The stock is now up 48% this year and more than 73% over the last 12 months. SoFi Technologies recently announced a convertible debt offering stretching its convertible notes to $1.1 billion.

Should you bet on SOFI’s growth?

Although SoFi Technologies shares trade at a steep price-sales ratio of about 16.31, this valuation multiple could improve significantly in the coming quarters based on Morgan Stanley’s hyped revenue growth story. 

Moreover, at the current price of $18.13, the stock still trades below the consensus Street price target of about $23.83. Therefore, the stock has an upside potential of about 31%, making it an exciting buy for investors willing to bet on its growth story.

Source – TradingView

Is a pullback close?

Technically, SoFi Technologies shares appear to be trading within a sideways channel formation in the intraday chart. The stock has recently bounced back to rally above the 100-day moving average. 

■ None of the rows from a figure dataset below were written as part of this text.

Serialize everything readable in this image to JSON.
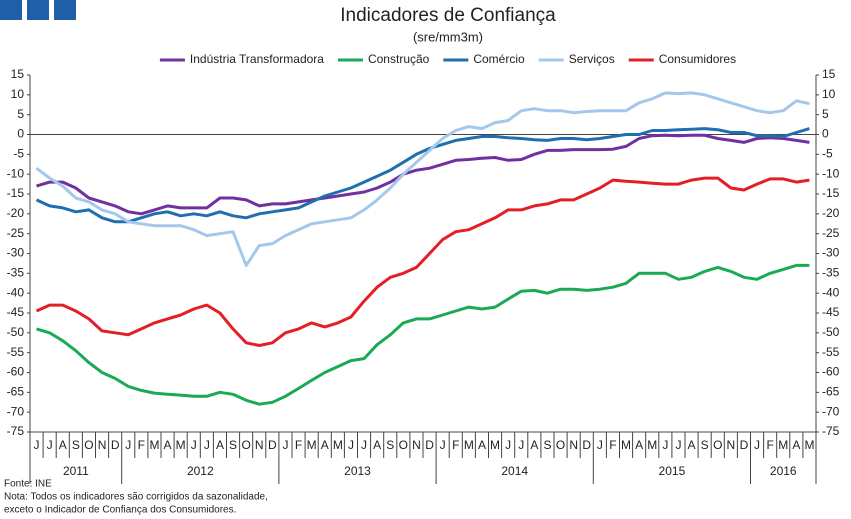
{
  "chart_data": {
    "type": "line",
    "title": "Indicadores de Confiança",
    "subtitle": "(sre/mm3m)",
    "categories": [
      "J",
      "J",
      "A",
      "S",
      "O",
      "N",
      "D",
      "J",
      "F",
      "M",
      "A",
      "M",
      "J",
      "J",
      "A",
      "S",
      "O",
      "N",
      "D",
      "J",
      "F",
      "M",
      "A",
      "M",
      "J",
      "J",
      "A",
      "S",
      "O",
      "N",
      "D",
      "J",
      "F",
      "M",
      "A",
      "M",
      "J",
      "J",
      "A",
      "S",
      "O",
      "N",
      "D",
      "J",
      "F",
      "M",
      "A",
      "M",
      "J",
      "J",
      "A",
      "S",
      "O",
      "N",
      "D",
      "J",
      "F",
      "M",
      "A",
      "M"
    ],
    "years": [
      "2011",
      "2012",
      "2013",
      "2014",
      "2015",
      "2016"
    ],
    "series": [
      {
        "name": "Indústria Transformadora",
        "color": "#7030a0",
        "values": [
          -13,
          -12,
          -12,
          -13.5,
          -16,
          -17,
          -18,
          -19.5,
          -20,
          -19,
          -18,
          -18.5,
          -18.5,
          -18.5,
          -16,
          -16,
          -16.5,
          -18,
          -17.5,
          -17.5,
          -17,
          -16.5,
          -16,
          -15.5,
          -15,
          -14.5,
          -13.5,
          -12,
          -10,
          -9,
          -8.5,
          -7.5,
          -6.5,
          -6.3,
          -6,
          -5.8,
          -6.5,
          -6.3,
          -5,
          -4,
          -4,
          -3.8,
          -3.8,
          -3.8,
          -3.7,
          -3,
          -1,
          -0.3,
          -0.2,
          -0.3,
          -0.2,
          -0.2,
          -1,
          -1.5,
          -2,
          -1,
          -0.8,
          -1,
          -1.5,
          -2
        ]
      },
      {
        "name": "Construção",
        "color": "#1aaa55",
        "values": [
          -49,
          -50,
          -52,
          -54.5,
          -57.5,
          -60,
          -61.5,
          -63.5,
          -64.5,
          -65.2,
          -65.5,
          -65.7,
          -66,
          -66,
          -65,
          -65.5,
          -67,
          -68,
          -67.5,
          -66,
          -64,
          -62,
          -60,
          -58.5,
          -57,
          -56.5,
          -53,
          -50.5,
          -47.5,
          -46.5,
          -46.5,
          -45.5,
          -44.5,
          -43.5,
          -44,
          -43.5,
          -41.5,
          -39.5,
          -39.3,
          -40,
          -39,
          -39,
          -39.3,
          -39,
          -38.5,
          -37.5,
          -35,
          -35,
          -35,
          -36.5,
          -36,
          -34.5,
          -33.5,
          -34.5,
          -36,
          -36.5,
          -35,
          -34,
          -33,
          -33
        ]
      },
      {
        "name": "Comércio",
        "color": "#1f6eb0",
        "values": [
          -16.5,
          -18,
          -18.5,
          -19.5,
          -19,
          -21,
          -22,
          -22,
          -21,
          -20,
          -19.5,
          -20.5,
          -20,
          -20.5,
          -19.5,
          -20.5,
          -21,
          -20,
          -19.5,
          -19,
          -18.5,
          -17,
          -15.5,
          -14.5,
          -13.5,
          -12,
          -10.5,
          -9,
          -7,
          -5,
          -3.5,
          -2.5,
          -1.5,
          -1,
          -0.5,
          -0.5,
          -0.8,
          -1,
          -1.3,
          -1.5,
          -1,
          -1,
          -1.3,
          -1,
          -0.5,
          0,
          0,
          1,
          1,
          1.2,
          1.3,
          1.5,
          1.2,
          0.5,
          0.5,
          -0.3,
          -0.3,
          -0.5,
          0.5,
          1.5
        ]
      },
      {
        "name": "Serviços",
        "color": "#a3c8ec",
        "values": [
          -8.5,
          -11,
          -13,
          -16,
          -17,
          -19,
          -20,
          -22,
          -22.5,
          -23,
          -23,
          -23,
          -24,
          -25.5,
          -25,
          -24.5,
          -33,
          -28,
          -27.5,
          -25.5,
          -24,
          -22.5,
          -22,
          -21.5,
          -21,
          -19,
          -16.5,
          -13.5,
          -10,
          -7,
          -4,
          -1,
          1,
          2,
          1.5,
          3,
          3.5,
          6,
          6.5,
          6,
          6,
          5.5,
          5.8,
          6,
          6,
          6,
          8,
          9,
          10.5,
          10.3,
          10.5,
          10,
          9,
          8,
          7,
          6,
          5.5,
          6,
          8.5,
          7.8
        ]
      },
      {
        "name": "Consumidores",
        "color": "#e31e24",
        "values": [
          -44.5,
          -43,
          -43,
          -44.5,
          -46.5,
          -49.5,
          -50,
          -50.5,
          -49,
          -47.5,
          -46.5,
          -45.5,
          -44,
          -43,
          -45,
          -49,
          -52.5,
          -53.2,
          -52.5,
          -50,
          -49,
          -47.5,
          -48.5,
          -47.5,
          -46,
          -42,
          -38.5,
          -36,
          -35,
          -33.5,
          -30,
          -26.5,
          -24.5,
          -24,
          -22.5,
          -21,
          -19,
          -19,
          -18,
          -17.5,
          -16.5,
          -16.5,
          -15,
          -13.5,
          -11.5,
          -11.8,
          -12,
          -12.3,
          -12.5,
          -12.5,
          -11.5,
          -11,
          -11,
          -13.5,
          -14,
          -12.5,
          -11.2,
          -11.2,
          -12,
          -11.5
        ]
      }
    ],
    "ylim": [
      -75,
      15
    ],
    "yticks": [
      15,
      10,
      5,
      0,
      -5,
      -10,
      -15,
      -20,
      -25,
      -30,
      -35,
      -40,
      -45,
      -50,
      -55,
      -60,
      -65,
      -70,
      -75
    ],
    "notes": [
      "Fonte: INE",
      "Nota: Todos os indicadores são corrigidos da sazonalidade,",
      "exceto o Indicador de Confiança dos Consumidores."
    ]
  }
}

As a result, the stock has now moved closer to the overbought conditions of the 14-day RSI. Therefore, a pullback could be on the horizon.

Investors could target short-term pullbacks at about $16.65, or lower at $14.85, while $19.48 and $20.85 are crucial resistance zones.

Is it too late to buy?

In summary, although SOFI shares are up 48% this year, the stock is still down nearly 24% from its June high, and close to 30% off its year-to-date highs. 

Therefore, given its exciting revenue growth and the share price compared to the consensus Street price target, it may not be too late to buy the stock.